Estimating gluconeogenesis with [U-13C]glucose: molecular condensation requires a molecular approach.

Recently three equations for estimating gluconeogenesis in vivo have been proposed, two by J. A. Tayek and J. Katz [Am. J. Physiol. 270 (Endocrinol. Metab. 33): E709-E717, 1996, and Am. J. Physiol. 272 (Endocrinol. Metab. 35): E476-E484, 1997] and one by B. R. Landau, J. Wahren, K. Ekberg, S. F. Previs, D. Yang, and H. Brunengraber [Am. J. Physiol. 274 (Endocrinol. Metab. 37): E954-E961, 1998]. Both groups estimate gluconeogenesis from cycling of [U-13C]glucose to lactate and back to glucose, detected by mass spectrometry. Landau's approach is based on analysis of labeled molecules, whereas Tayek and Katz's is based on labeling of carbon atoms by use of the concept of "molar enrichment," which weights each mass isotopomer by the number of labeled carbons.
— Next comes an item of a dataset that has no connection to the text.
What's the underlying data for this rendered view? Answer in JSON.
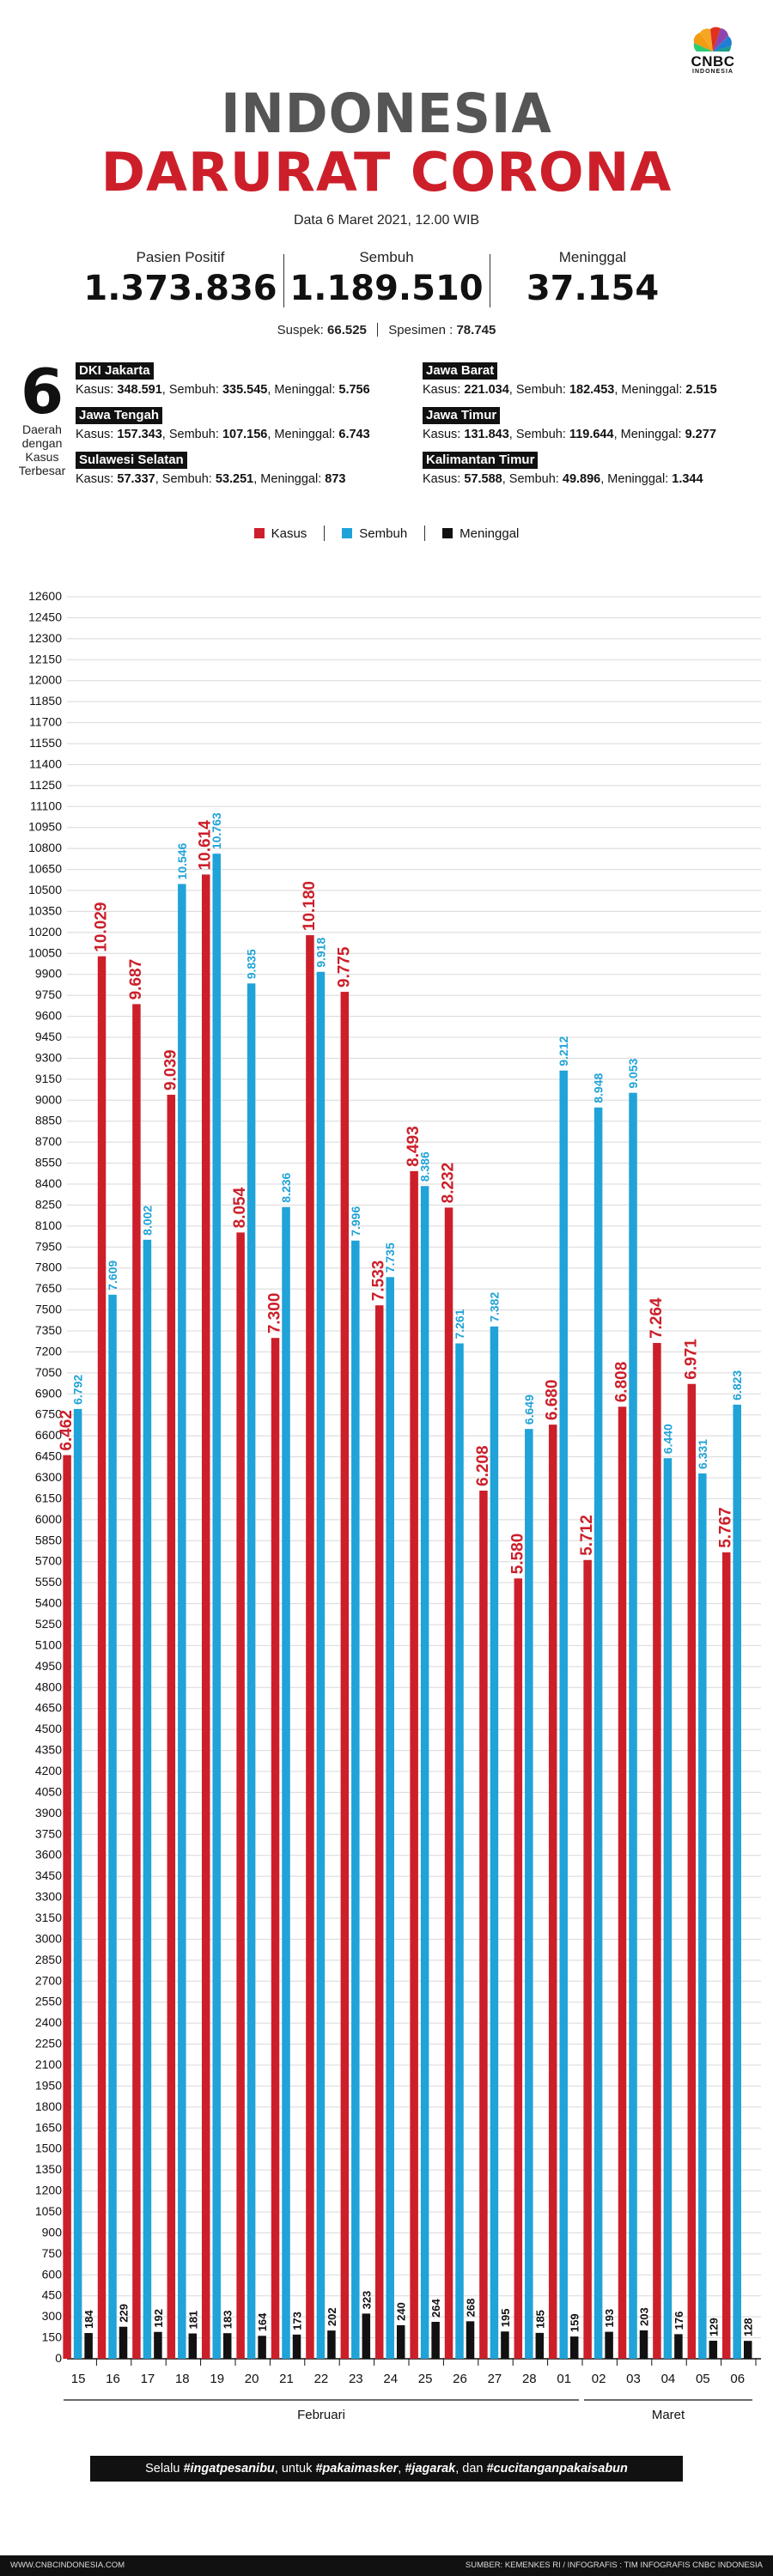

We derived an equation very similar to Landau's using binomial probability. Our analysis demonstrates that the molecular-based approach is correct. Additionally, equations appropriate for 14C studies are not appropriate for 13C studies, because the method used to detect 14C, decay of atoms, differs from 13C mass isotopomers detected as labeled molecules. We conclude that the molar enrichment carbon-based approach is not useful in the derivation of equations for the polymerization of molecules detected by mass spectrometry of molecules, and we confirm the findings of Landau et al.